To prevent memory loss in this scenario, the malloc() implementation in glibc monitors the places allocated in the process data field and then specifies to return it to the system with the free() function, so that the system can use the free space for further memory allocations.
In other words, after five 16KB areas are allocated, if the second area is returned with the free() function and another 16KB area is requested again after a while, instead of enlarging the data area through the brk() system call, the previous address is returned.
However, if the newly requested area is larger than 16KB, then the data area will be enlarged by allocating a new area with the brk() system call since area two cannot be used. Although area number two is not in use, the application can't use it because of the size difference. Because of scenarios like this, there is a situation called internal fragmentation, and in fact, you can rarely use all parts of the memory to the fullest.
For better understanding, try compiling and running the following sample application:
$ touch systemCallMemoryAllocation.c
$ vi systemCallMemoryAllocation.c
#include <stdio.h>
#include <stdlib.h>
#include <unistd.h> /*for system calls, sbrk*/
int main(int argc, char* argv[]) /* an array of inputs*/
{
char *ptr[7];
int n;
printf("\nPid of %s: %d", argv[0], getpid());
printf("Initial program break : %p", sbrk(0));
for(n=0; n<5; n++) ptr[n] = malloc(16 * 1024);
printf("After 5 x 16kB malloc : %p", sbrk(0));
free(ptr[1]);
printf("After free of second 16kB : %p", sbrk(0));
ptr[5] = malloc(16 * 1024);
printf("After allocating 6th of 16kB : %p", sbrk(0));
free(ptr[5]);
printf("After freeing last block : %p", sbrk(0));
ptr[6] = malloc(18 * 1024);
printf("After allocating a new 18kB : %p", sbrk(0));
getchar();
return 0;
}
Compile:
$ gcc systemCallMemoryAllocation.c -o systemCallMemoryAllocation.exe
When you run the application you will get a result similar to the following output:
$ ./systemCallMemoryAllocation.exe
Pid of ./systemCallMemoryAllocation.exe: 31990
0Initial program break : 0x55ebcadf4000
After 5 x 16kB malloc : 0x55ebcadf4000
After free of second 16kB : 0x55ebcadf4000
After allocating 6th of 16kB : 0x55ebcadf4000
After freeing last block : 0x55ebcadf4000
After allocating a new 18kB : 0x55ebcadf4000
The output for brk with strace will be as follows:
$ strace ./systemCallMemoryAllocation.exe
...
brk(NULL) = 0x5608595b6000
brk(0x5608595d7000) = 0x5608595d7000
As you can see, 0x21000 has been added to the ending address of the data field.

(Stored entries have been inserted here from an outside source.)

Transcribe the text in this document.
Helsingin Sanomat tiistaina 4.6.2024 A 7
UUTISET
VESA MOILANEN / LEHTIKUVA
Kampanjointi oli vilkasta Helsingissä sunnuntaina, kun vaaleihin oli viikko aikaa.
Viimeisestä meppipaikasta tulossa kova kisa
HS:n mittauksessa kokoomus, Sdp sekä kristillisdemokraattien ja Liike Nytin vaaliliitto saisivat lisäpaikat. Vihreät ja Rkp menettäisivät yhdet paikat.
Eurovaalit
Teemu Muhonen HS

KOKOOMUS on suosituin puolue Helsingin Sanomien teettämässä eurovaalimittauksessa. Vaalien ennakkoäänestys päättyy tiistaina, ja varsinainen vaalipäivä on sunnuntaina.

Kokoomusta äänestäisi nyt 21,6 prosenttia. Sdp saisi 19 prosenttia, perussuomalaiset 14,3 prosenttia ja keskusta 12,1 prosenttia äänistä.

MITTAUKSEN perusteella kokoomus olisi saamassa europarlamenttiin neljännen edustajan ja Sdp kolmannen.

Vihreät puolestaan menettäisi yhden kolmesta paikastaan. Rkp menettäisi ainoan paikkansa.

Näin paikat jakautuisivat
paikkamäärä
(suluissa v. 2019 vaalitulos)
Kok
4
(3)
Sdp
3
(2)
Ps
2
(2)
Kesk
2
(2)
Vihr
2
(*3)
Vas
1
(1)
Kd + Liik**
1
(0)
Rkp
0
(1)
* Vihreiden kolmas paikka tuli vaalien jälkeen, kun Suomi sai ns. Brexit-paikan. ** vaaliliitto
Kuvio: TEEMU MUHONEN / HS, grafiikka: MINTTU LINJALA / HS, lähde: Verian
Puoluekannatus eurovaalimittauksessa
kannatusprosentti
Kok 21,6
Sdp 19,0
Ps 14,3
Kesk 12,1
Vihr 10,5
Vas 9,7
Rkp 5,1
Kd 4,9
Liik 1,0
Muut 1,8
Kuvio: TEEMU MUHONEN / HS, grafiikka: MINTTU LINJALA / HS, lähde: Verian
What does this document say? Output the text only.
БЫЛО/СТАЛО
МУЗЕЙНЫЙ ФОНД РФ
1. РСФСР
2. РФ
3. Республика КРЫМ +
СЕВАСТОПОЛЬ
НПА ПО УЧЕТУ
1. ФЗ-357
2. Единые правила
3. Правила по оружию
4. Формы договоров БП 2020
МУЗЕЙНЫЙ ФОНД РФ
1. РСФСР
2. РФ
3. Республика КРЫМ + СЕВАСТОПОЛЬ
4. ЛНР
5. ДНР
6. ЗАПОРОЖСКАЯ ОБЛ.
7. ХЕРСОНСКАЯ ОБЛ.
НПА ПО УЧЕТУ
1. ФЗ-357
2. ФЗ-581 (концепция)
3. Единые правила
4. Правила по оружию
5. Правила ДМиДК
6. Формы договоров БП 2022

You can understand this from the value 0x5608595d7000. So approximately 0x21000, or 132KB of memory was allocated.
There are two important points to consider here. The first is the allocation of more than the amount specified in the sample code. Another is which line of code caused the brk call that provided the allocation.
Extra work
Combine what you have learnt in this lab advance your understanding of what you have achieved.